Schematic diagrams of (A) a tandem mass spectrometer, and (B) a modular mass spectrometer.

Figure 2

Combined performances of a prOTOF and a vMALDI-LTQ mass spectrometers as one modular tool. (A) prOTOF-MALDI-MS spectrum of a 1 femtomole mixture of six peptides, obtained in 30 seconds of spectrum acquisition time. The measurements of the m/z values of the peptides were performed using an external instrument calibration. The monoisotopic resolution for the detected ion peaks as well as the calculated (c) and the experimental (e) m/z values are shown. The peptides are bradykinin (fragment 2–9: PPGFSPFR, m/z = 904.468, theoretical value), Substance P (RPKPQQFFGLM-NH2, m/z = 1347.736), neurotensin (pELYENKPRRPYIL, m/z = 1672.918), amyloid β-protein (fragment 12–28: VHHQKLVFFAEDVGSNK, m/z = 1955.014), ACTH (SYSMEHFRWGKPVGKKRRPVKVYP, m/z = 2932.588), and B chain of oxidized insulin (FVNQHLC(O3)GSHLVEALYLVC(O3)GERGFFYTPKA, m/z = 3494.651). (B) vMALDI-LTQ MS/MS spectra of all 6 detected peptides. All spectra were measured in 2–3 seconds after the automatic collection of the MS/MS spectra.

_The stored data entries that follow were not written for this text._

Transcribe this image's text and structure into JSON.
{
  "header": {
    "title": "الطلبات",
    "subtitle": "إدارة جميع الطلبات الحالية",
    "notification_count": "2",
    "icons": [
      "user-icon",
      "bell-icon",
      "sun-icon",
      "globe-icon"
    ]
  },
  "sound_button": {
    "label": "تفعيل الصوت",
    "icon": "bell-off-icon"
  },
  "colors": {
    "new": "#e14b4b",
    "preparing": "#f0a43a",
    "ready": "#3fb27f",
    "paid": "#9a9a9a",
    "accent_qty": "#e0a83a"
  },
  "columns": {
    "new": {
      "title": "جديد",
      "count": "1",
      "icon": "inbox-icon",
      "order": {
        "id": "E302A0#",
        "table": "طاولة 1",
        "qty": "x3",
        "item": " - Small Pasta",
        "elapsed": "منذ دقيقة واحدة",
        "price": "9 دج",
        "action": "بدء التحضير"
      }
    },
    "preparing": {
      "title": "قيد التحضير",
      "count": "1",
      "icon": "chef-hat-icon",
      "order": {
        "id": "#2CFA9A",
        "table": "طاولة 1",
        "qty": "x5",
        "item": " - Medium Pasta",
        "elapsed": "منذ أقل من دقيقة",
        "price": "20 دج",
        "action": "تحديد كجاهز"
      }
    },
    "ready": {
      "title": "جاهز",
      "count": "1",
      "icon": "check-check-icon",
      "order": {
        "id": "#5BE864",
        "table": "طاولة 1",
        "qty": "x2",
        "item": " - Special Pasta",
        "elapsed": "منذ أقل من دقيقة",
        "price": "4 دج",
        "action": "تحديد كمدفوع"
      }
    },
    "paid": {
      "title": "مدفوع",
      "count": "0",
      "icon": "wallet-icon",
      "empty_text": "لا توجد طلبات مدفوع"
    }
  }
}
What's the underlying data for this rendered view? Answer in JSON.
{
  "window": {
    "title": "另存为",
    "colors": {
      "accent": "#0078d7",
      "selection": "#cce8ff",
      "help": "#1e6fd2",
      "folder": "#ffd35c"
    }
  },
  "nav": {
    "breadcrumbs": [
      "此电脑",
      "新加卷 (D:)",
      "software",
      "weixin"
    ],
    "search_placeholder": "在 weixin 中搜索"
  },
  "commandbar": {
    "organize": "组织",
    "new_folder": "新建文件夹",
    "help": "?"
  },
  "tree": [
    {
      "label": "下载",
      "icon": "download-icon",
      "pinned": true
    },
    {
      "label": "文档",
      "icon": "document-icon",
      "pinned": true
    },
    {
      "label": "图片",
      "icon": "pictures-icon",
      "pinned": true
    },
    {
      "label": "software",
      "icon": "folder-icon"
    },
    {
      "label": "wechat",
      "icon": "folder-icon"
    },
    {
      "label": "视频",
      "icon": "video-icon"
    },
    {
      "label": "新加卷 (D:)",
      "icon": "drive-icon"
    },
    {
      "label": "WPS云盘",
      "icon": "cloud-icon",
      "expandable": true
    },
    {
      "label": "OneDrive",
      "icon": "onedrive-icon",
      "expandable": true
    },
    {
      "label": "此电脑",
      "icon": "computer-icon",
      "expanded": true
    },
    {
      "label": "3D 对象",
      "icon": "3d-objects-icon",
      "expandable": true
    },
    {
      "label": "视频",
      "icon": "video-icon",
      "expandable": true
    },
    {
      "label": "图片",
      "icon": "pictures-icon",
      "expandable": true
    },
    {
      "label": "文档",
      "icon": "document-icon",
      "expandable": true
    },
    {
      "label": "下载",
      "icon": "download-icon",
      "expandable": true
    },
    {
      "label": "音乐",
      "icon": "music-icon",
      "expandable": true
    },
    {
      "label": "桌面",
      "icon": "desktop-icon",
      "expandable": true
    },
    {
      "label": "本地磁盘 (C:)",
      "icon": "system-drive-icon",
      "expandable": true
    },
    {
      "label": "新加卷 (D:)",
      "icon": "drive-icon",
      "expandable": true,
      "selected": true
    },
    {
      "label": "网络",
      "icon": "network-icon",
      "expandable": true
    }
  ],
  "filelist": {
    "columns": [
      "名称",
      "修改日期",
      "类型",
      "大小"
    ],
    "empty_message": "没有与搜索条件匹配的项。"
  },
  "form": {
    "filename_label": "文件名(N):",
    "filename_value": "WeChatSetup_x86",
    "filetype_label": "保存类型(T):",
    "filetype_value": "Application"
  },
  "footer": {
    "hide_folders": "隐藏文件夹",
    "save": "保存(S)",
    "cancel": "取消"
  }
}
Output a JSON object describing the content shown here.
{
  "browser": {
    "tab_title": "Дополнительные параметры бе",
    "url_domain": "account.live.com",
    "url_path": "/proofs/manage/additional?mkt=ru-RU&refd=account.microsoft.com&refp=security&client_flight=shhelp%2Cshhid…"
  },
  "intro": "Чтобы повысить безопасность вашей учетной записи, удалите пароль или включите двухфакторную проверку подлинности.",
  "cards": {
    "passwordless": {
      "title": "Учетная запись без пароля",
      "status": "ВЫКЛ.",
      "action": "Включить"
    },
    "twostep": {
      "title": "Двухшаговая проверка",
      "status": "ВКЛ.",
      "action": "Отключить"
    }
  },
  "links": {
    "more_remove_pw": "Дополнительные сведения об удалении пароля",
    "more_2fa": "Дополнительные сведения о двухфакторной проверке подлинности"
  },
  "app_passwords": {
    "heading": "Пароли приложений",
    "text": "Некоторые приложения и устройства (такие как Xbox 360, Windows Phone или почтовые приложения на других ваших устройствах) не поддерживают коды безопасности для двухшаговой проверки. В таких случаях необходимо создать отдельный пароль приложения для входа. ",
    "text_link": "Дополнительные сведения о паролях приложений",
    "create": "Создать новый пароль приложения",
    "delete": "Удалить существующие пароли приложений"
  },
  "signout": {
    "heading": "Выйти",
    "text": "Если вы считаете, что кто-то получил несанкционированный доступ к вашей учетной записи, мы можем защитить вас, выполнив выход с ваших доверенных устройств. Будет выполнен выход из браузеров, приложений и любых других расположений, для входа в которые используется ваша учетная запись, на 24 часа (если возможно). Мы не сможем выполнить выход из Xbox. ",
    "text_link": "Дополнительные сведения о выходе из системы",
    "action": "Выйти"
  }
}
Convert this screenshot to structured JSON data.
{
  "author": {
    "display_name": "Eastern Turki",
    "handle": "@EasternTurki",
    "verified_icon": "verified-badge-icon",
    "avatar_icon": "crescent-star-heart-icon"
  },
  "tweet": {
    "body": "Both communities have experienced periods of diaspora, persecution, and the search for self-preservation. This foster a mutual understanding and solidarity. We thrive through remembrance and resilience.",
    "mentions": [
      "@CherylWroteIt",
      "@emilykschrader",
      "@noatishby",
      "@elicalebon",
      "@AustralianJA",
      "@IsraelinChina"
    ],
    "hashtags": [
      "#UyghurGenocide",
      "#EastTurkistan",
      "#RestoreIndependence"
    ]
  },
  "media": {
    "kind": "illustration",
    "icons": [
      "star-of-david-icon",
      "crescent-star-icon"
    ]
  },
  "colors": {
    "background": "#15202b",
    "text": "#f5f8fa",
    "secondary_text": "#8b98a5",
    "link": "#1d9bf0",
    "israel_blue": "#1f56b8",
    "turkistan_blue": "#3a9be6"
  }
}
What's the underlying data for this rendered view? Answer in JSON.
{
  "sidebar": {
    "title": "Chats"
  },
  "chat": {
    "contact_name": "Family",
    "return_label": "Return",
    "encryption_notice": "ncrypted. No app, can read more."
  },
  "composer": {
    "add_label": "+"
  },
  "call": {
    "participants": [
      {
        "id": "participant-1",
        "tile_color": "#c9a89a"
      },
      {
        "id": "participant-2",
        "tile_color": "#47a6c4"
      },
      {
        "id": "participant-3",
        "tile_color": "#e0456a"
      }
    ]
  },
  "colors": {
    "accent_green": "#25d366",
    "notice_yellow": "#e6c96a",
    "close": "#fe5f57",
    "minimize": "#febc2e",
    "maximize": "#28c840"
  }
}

The interpretation of the observed fragmentation spectra and the identity of the observed peptides are indicated in each panel.

Figure 3

The flow of steps in the experiments for characterization of the subunits of the S. cerevisiae APC with a modular mass spectrometric tool.

Figure 4

(A) A map of neutral losses of 98 Da detected in all MS/MS spectra obtained from the sample shown in Fig. 3. The APC was purified from ∼(2–4)×10¹⁰ cells. (B) A map of neutral losses of 98 Da detected in all MS/MS spectra obtained from APC purified from a large culture of about 10¹¹ cells. All peaks with signal-to-noise ratios above 10-to-1 were examined by MS/MS and MS/MS/MS to confirm the loss of 98 Da and to identify the phosphopeptides and plausible position of a phosphate group. Peaks indicated with an asterisk were not identified. (C) Summary of the identified phosphopeptides from proteins co-immunopurified with the Cdc16-3xFlag-6xH protein.

Figure 5

(A) An MS/MS spectrum of a phosphopeptide detected at m/z 2789.245. The loss of 98 Da, which is a specific signature of phosphorylation, is indicated. (B) MS/MS/MS of the fragment that lost 98 Da. The identity of the phosphopeptide and the plausible location of the residue which lost the phosphate group are shown in the panel.